Faced with an increasingly difficult challenge in growing both average revenue per user (ARPU) and numbers of subscribers, wireless carriers are trying to develop a host of new products, services, and business models based on data services. One such service is location-based services, which provide information specific to a location including actual locations of a user. It is expected that location based services will generate additional business for the carrier, from both the mobile user and content providers.
For the mobile user as well as the service provider, location-based services offer many opportunities. For example, location-based services can increase revenue of the service provider, e.g., network carrier, while improving services to end users, e.g., mobile users. Some examples of location-based services that can be provided to the mobile user include:                Providing the nearest business or service, such as an ATM or restaurant;        Providing weather reports which are germane to the location where the user is using the mobile device; and/or        Providing advertisements to end users, e.g., recipients, etc.        
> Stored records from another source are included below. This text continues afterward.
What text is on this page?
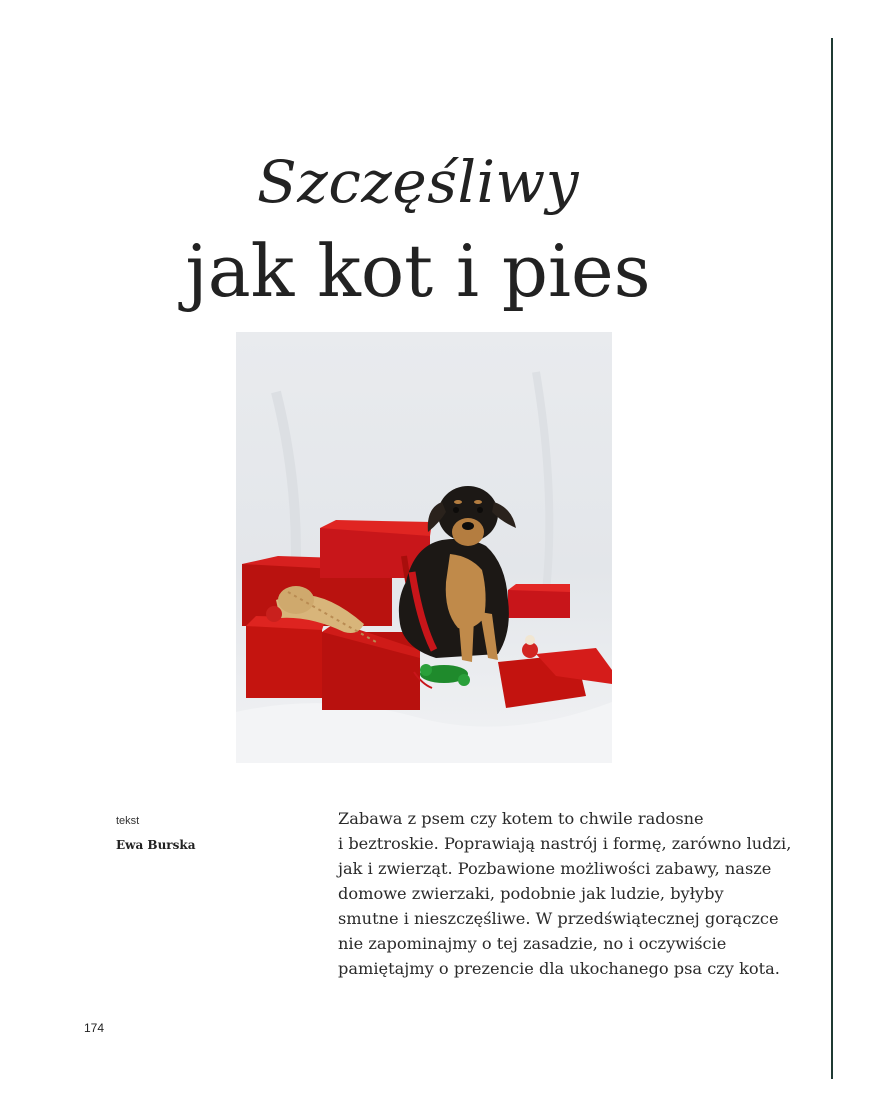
Szczęśliwy
jak kot i pies
tekst
Ewa Burska
Zabawa z psem czy kotem to chwile radosne
i beztroskie. Poprawiają nastrój i formę, zarówno ludzi,
jak i zwierząt. Pozbawione możliwości zabawy, nasze
domowe zwierzaki, podobnie jak ludzie, byłyby
smutne i nieszczęśliwe. W przedświątecznej gorączce
nie zapominajmy o tej zasadzie, no i oczywiście
pamiętajmy o prezencie dla ukochanego psa czy kota.
174
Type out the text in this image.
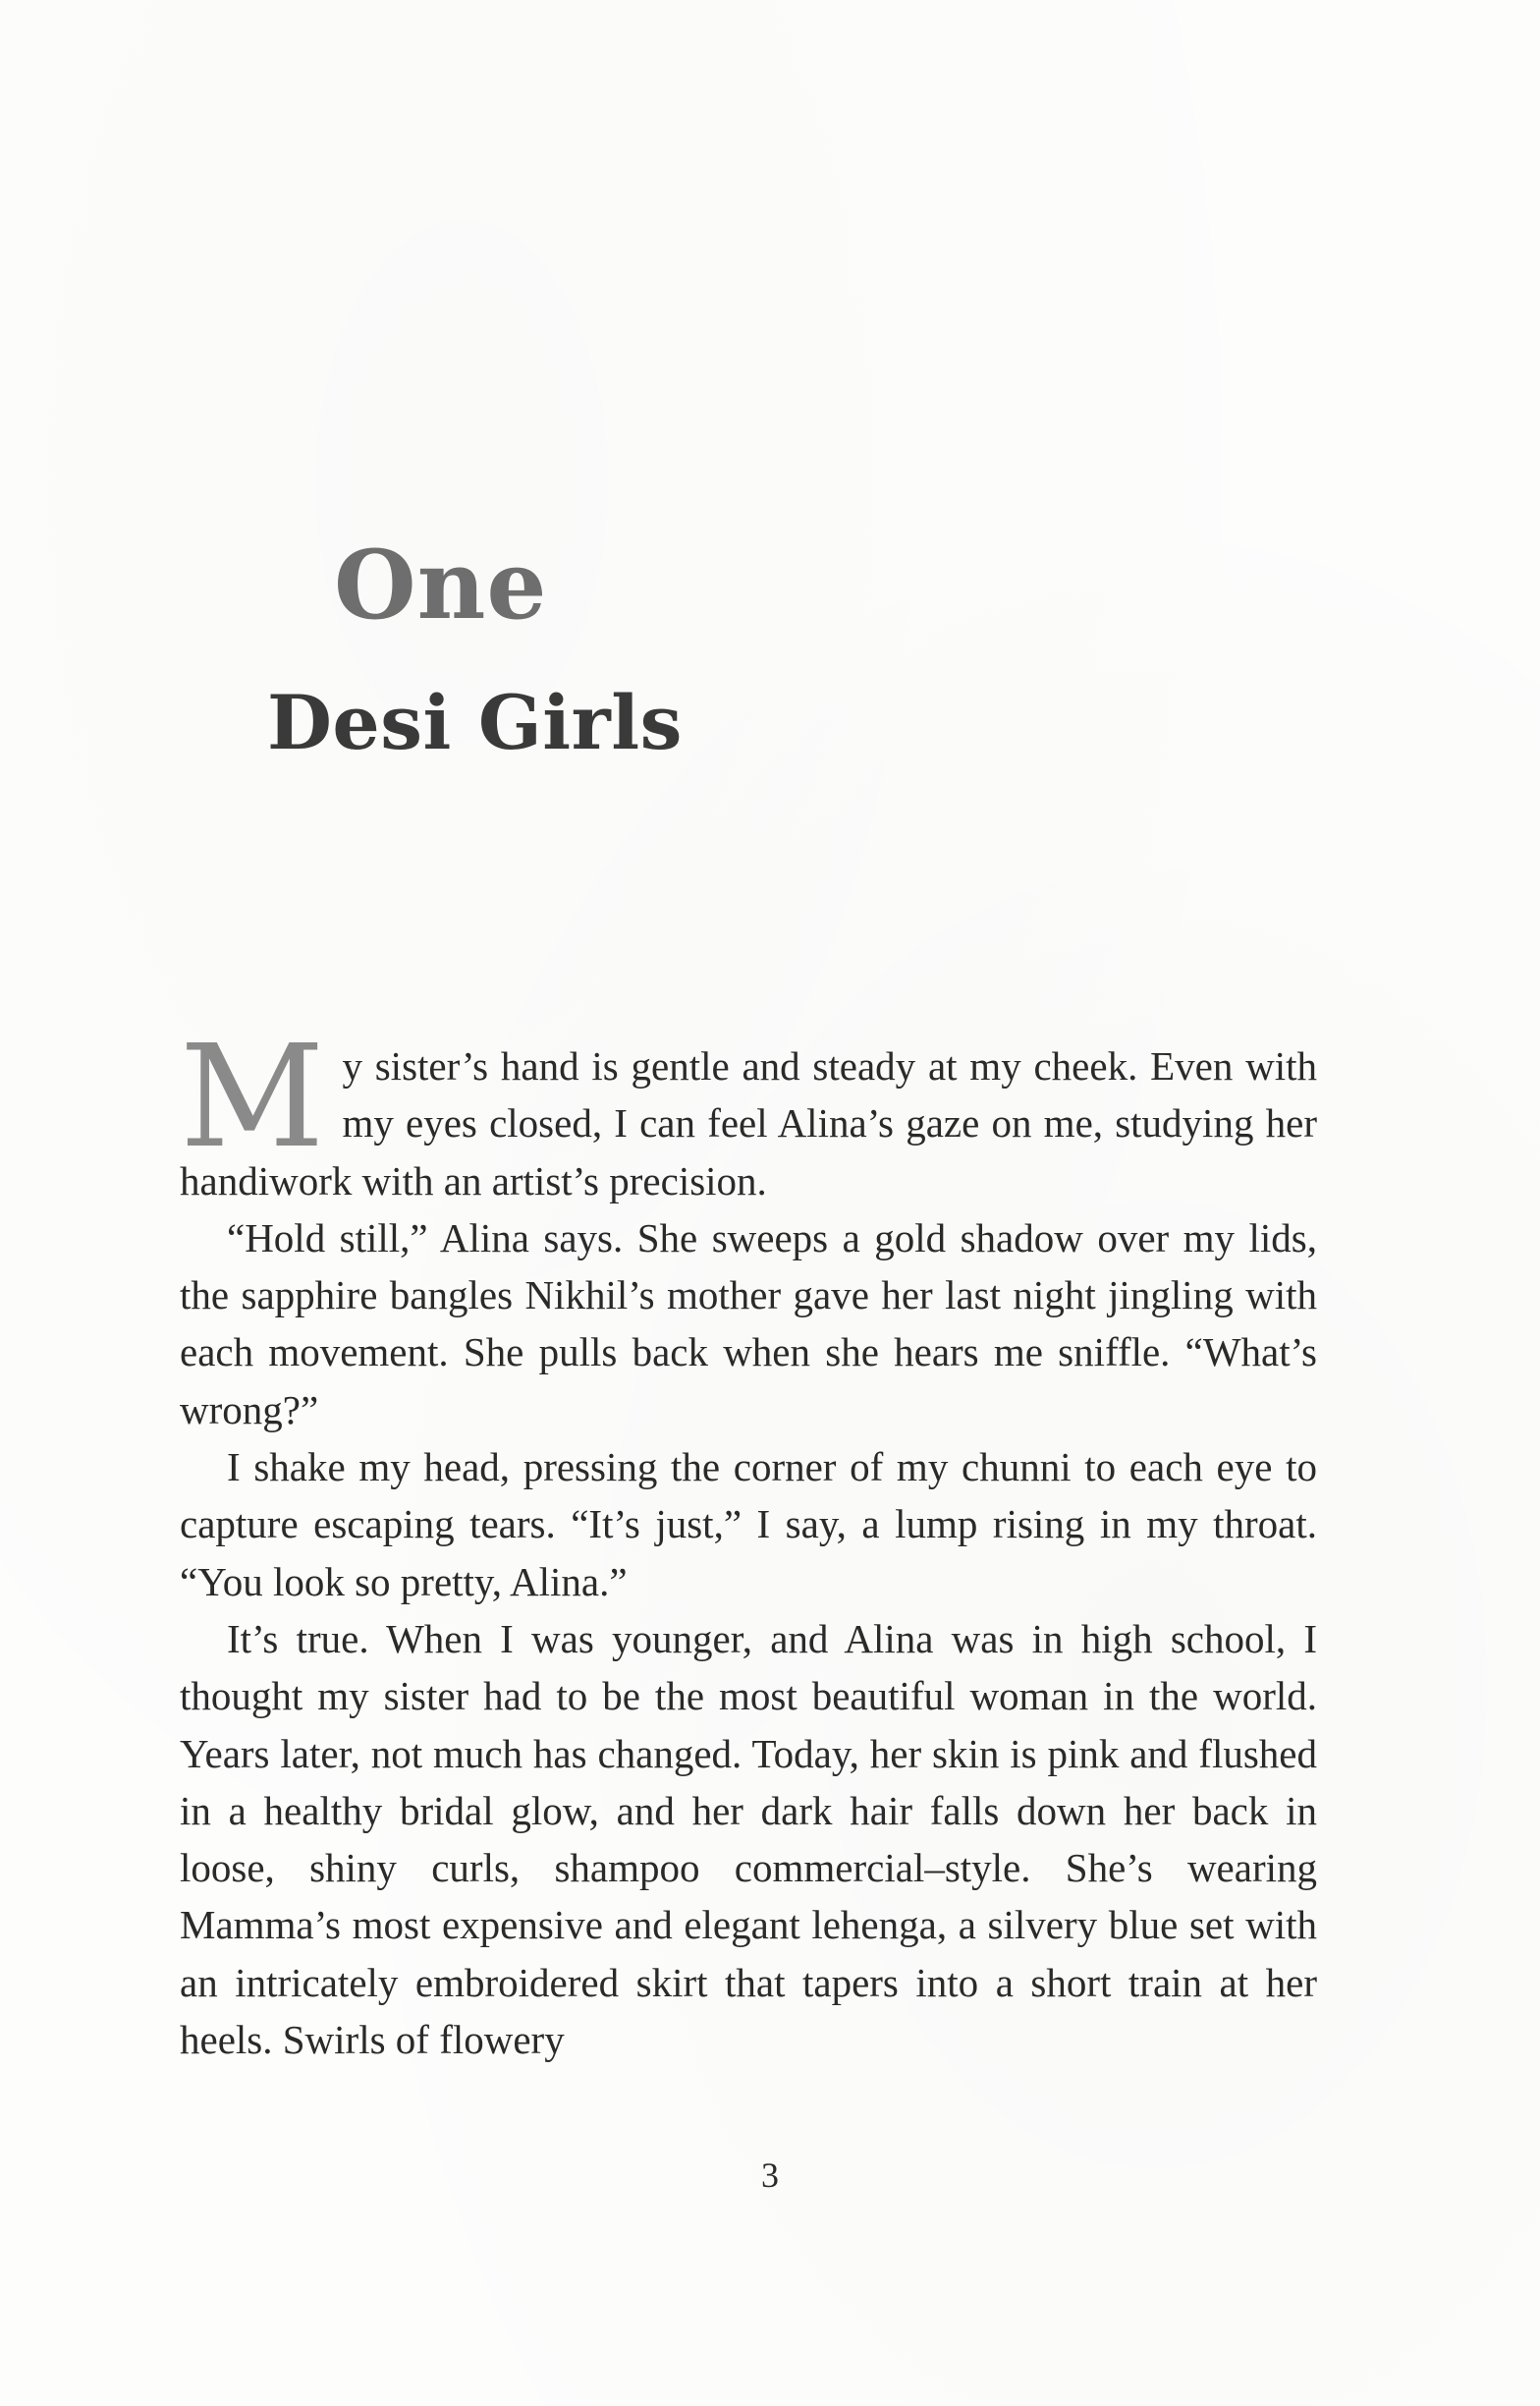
One
Desi Girls

My sister’s hand is gentle and steady at my cheek. Even with my eyes closed, I can feel Alina’s gaze on me, studying her handiwork with an artist’s precision.

“Hold still,” Alina says. She sweeps a gold shadow over my lids, the sapphire bangles Nikhil’s mother gave her last night jingling with each movement. She pulls back when she hears me sniffle. “What’s wrong?”

I shake my head, pressing the corner of my chunni to each eye to capture escaping tears. “It’s just,” I say, a lump rising in my throat. “You look so pretty, Alina.”

It’s true. When I was younger, and Alina was in high school, I thought my sister had to be the most beautiful woman in the world. Years later, not much has changed. Today, her skin is pink and flushed in a healthy bridal glow, and her dark hair falls down her back in loose, shiny curls, shampoo commercial–style. She’s wearing Mamma’s most expensive and elegant lehenga, a silvery blue set with an intricately embroidered skirt that tapers into a short train at her heels. Swirls of flowery

3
For the network carrier, location-based services provide value add by enabling services such as:                Resource tracking with dynamic distribution (e.g., taxis, service people, rental equipment, doctors, fleet scheduling, etc.); and        Proximity-based notification (push or pull) (e.g., targeted advertising, buddy list, common profile matching (dating), automatic airport check-in).        
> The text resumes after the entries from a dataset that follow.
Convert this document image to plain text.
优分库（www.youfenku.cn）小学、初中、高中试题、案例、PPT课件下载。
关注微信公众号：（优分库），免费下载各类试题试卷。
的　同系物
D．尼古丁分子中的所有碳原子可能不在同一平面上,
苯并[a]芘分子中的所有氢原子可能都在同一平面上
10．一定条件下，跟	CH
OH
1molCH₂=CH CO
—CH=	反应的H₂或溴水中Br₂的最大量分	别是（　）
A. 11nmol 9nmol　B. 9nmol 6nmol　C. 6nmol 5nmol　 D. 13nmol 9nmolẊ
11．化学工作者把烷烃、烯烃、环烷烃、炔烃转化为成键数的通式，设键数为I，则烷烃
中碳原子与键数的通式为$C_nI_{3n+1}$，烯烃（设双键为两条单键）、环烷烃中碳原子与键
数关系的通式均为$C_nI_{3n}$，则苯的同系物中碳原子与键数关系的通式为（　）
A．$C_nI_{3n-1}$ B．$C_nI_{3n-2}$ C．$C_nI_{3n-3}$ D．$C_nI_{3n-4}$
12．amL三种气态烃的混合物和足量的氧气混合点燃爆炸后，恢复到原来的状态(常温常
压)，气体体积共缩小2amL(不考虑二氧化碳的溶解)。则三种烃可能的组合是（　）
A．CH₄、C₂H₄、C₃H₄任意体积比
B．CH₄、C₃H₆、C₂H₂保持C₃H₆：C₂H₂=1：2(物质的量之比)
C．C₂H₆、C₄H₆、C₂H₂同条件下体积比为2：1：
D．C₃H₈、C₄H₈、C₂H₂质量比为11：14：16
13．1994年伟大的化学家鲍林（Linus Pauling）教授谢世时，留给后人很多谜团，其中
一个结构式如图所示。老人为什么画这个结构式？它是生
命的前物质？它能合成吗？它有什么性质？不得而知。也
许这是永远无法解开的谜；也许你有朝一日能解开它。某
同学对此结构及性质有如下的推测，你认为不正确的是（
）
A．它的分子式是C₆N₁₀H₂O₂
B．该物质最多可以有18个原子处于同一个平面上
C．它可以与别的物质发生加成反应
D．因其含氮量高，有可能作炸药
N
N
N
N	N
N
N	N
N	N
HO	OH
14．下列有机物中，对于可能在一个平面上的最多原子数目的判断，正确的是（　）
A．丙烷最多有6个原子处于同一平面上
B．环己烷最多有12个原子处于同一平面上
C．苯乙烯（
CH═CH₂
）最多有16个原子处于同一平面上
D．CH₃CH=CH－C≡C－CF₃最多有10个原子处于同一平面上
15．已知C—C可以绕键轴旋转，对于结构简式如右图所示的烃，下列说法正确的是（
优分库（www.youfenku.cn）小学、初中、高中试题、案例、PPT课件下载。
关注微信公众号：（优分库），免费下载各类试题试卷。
Currently, wireless companies already have the ability to determine a person's location through various mechanisms. For example, some wireless devices are GPS enabled allowing them to use satellites to determine their location. In other cases, cell tower triangulation or single cell tower location is used to determine location. For more coarse-grained depths using a web browser, an IP address lookup table correlates the IP address with a specific region. This is useful if a service does not need to know the exact location of an individual, like a weather service.
Traffic monitoring systems exist in most major cities allowing emergency services to quickly identify traffic accidents and alert travelers to traffic conditions. These traffic systems monitor the average speed of vehicles on major roads by installing monitoring hardware at intervals along highway. The infrastructure costs to implement this typical traffic monitoring system are extensive and limited to major cities. Also, such monitoring hardware is difficult to install, tear down and then reinstall at other locations. In addition, the monitoring hardware does not lend itself to notifying driver's of driving conditions; instead, the monitoring hardware typically will communicate with a government entity which, in turn, may make it available to driver's on a web site or dedicated traffic channel. To obtain such information, the driver must actively request such information by going to the web site or tuning to the radio station, for example. The use of the web site, though, for example, makes it impractical to use while driving and may thus not be able to provide real time traffic information to the driver.
Accordingly, there exists a need in the art to overcome the deficiencies and limitations described hereinabove.